A présent, je prends un sentier très beau : « le sentier de la baie Saint-jean », plein de fleurs, de forêt de pins pour éviter la départementale trop étroite entre les dunes. Les vélos comme à Royan y sont interdits. Parfois les sentiers sont innaccessibles à vélo à cause du sable ou d’escaliers comme ici, alors je le pousse. J’avance très lentement mais ça vaut le détour. Les dénivelés comme partout ici sont spectaculaires, mais il n’y a de difficultés que pour celui qui se force, qui force son rythme. A mon rythme, je ne rencontre aucun problème. L’air est parfumé et l’ombre fraîche.

 




Voilà. Ca fait tout juste une semaine que je suis parti dans ce périple de 6 semaines à vélo. Le bilan est positif : je n’ai rien perdu, j’ai juste mal au genou gauche quand je force trop, mais c’est plus un indicateur de fatigue qu’autre chose.

 

Dimanche 13 juillet

 

10h30

 

Après le sentier de la baie Saint-Jean de la Pointe aux oies, je continue la route de la côte de la Mer du Nord : Ambleteuse, Andresselles, Andrighen et Wissant qui n’est qu’une station balnéaire.
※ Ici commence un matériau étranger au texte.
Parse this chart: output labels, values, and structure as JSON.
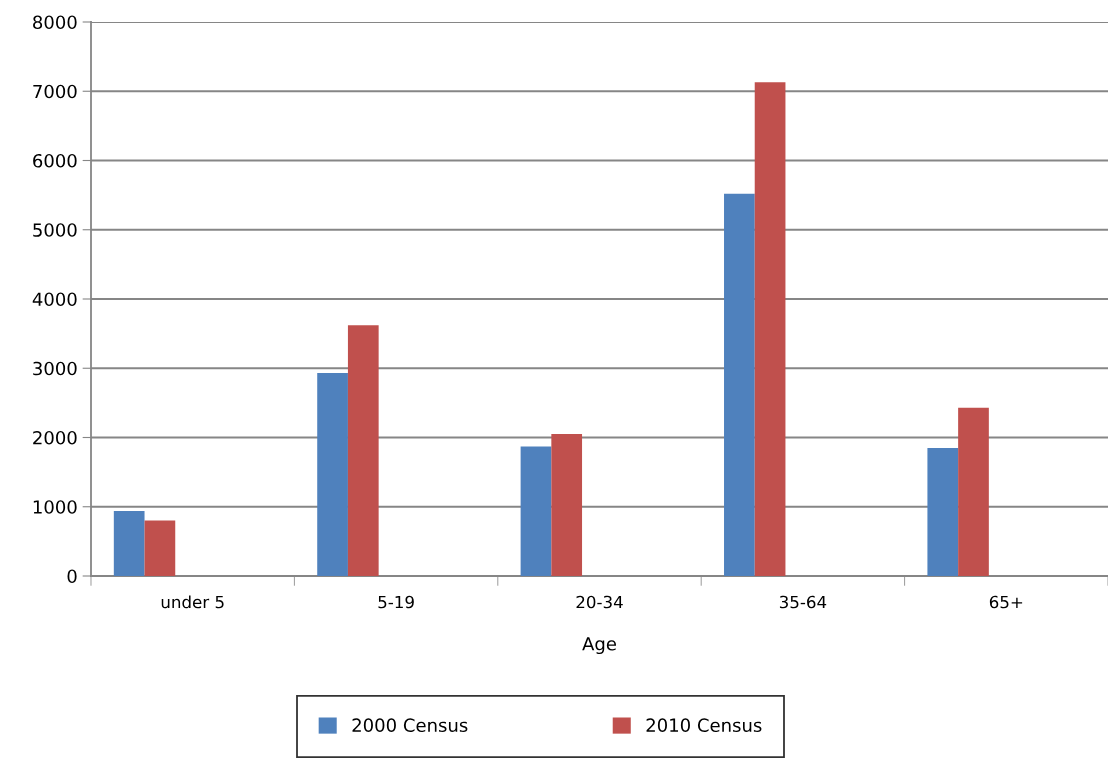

Je tourne à un panneau « terre entre deux cap » et prends la D244 qui va aussi à l’autoroute. Beaucoup de dénivellés : Hervelinghen… à Saint Inglevert je prends une « voie verte » : c’est l’ancienne départementale qui longe l’autoroute. Je n’hésite pas à la continuer même quand un terre-plein la bouche complètement : je suis seul cette fois, aucune voiture, aucun vélo. La départementale suit l’autoroute et se termine par une petite route de ferme qui regagne Coquelles et enfin : Calais (photo).

 

 

 

Mardi 15 juillet

 

21h30

 

CALAIS

 

Je reste à Calais avec David mon correspondant. Notre rencontre s’est bien passée. On a tous les deux acrochés. Au plus tard je m’en irais vers le 7 aout. Mais la perspective de trois semaines dans le camping du Fort lapin, ne me plaît guère. Je pourrais faire quelques évadées de deux trois jours dans le Pas-de-Calais, à Boulogne pour Nausicaa avec David, à Ardres, Saint Omer ou ailleurs. Le canal de Calais à Saint Omer est très praticable, l’Aa qui remonte ensuite vers le Nord sera-t-il aussi facile ? Au plus tôt je partirais vendredi 25 juillet.

 

Le rythme des navettes vers l’Angleterre s’est calmé à présent. Le soleil s’est couché et le vent a fraîchi. Il paraît que deux jours de mauvais temps se préparent.

 

Je prévoie d’acheter un CD balladeur qui lit les mp3. David me fournira la musique. L’horloge colorée de Calais retentit jusque sur la plage où je me trouve et les six bourgeois de Rodin frémissent à côté, dans leur minéral vert de gris... La mer est turquoise à marée basse. Les anciens parc à moules décorent la plage du Blériot où je vais me retrouver souvent, avant de repartir… Lieu de notre première rencontre avec David cet après-midi.